Right now I think I read it’s only in 8 American cities, but it has long since played in many other countries, and there’s even a Chinese blu ray and dvd out there. I hope some of you have seen it because I think we gotta have a brief END SPOILER discussion from here on out. Warning warning warning turn back. I love what transpires between Curtis and Wilford at the end. It’s a real powerful twist not because I didn’t expect it (although I didn’t), but because it threatens my world view. You can’t side with Wilford, he’s done horrible things and he doesn’t seem trustworthy either. I’m not being charmed by him like, say, Bill at the end of KILL BILL. But then, he is the genius who saved the human race, I can’t argue with that. And maybe his way really is the only way to keep it alive. I was scared that was what the movie was gonna tell us. The scariest idea is Curtis taking over the train, trying to be more benevolent about it, and finding out that won’t work. What would be worse than having to accept that Wilford is right, that we were naive all along, that we had to be treated that way?

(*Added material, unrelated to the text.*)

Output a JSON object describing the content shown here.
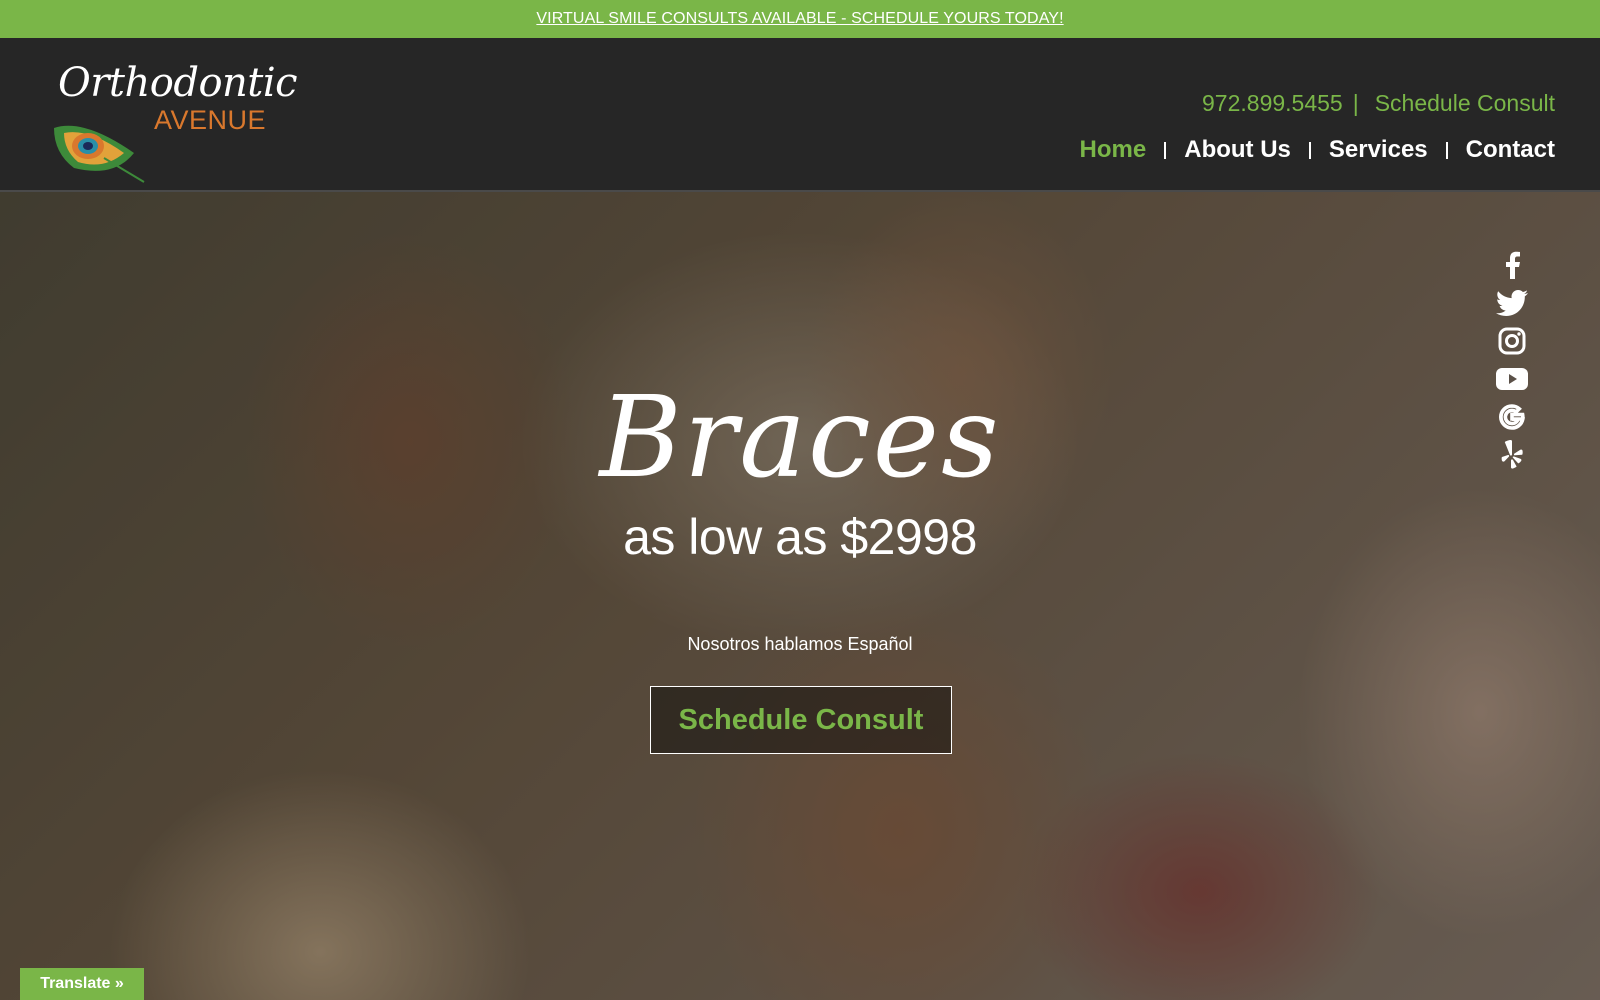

I also love the twist with Namgoong, because Curtis can’t wrap his head around the idea that his pet junkie is actually more radical than he is. Namgoong gave up on fixing the system a long time ago. He just wants to escape it.
A favorite detail: the survivors wear fur coats they stole earlier at the club. A status symbol for the ridiculously opulent repurposed as an essential tool of survival. It’s beautiful.
I don’t know, part of me thinks people are giving this a little too much credit in the deepness department, because it’s all sentiment. If we’re gonna take this symbolism and apply it to our world for real then what does it really mean? That we should dismantle our entire system, possibly killing almost everybody, and the few survivors should go off into the danger of the unknown to try something else?
I don’t even know what that looks like, or how to do it, even with guns and bombs. Which I’m against. But still, the story speaks to me. A little bit of that “it figures it would be something like this.” Good movie. Better than DARJEELING LIMITED (I liked that though), better than THOMAS THE TANK ENGINE (actually I can’t prove that, I haven’t seen it). Even compared against non-train movies it’s top notch stuff.
July 2nd, 2014 at 9:25 am
Not gonna read this review, because I haven’t seen the film yet, but I just wanted to say that Bong Joon-Ho is a friggin’ master.
You need to watch MOTHER, Vern. You need to watch MOTHER.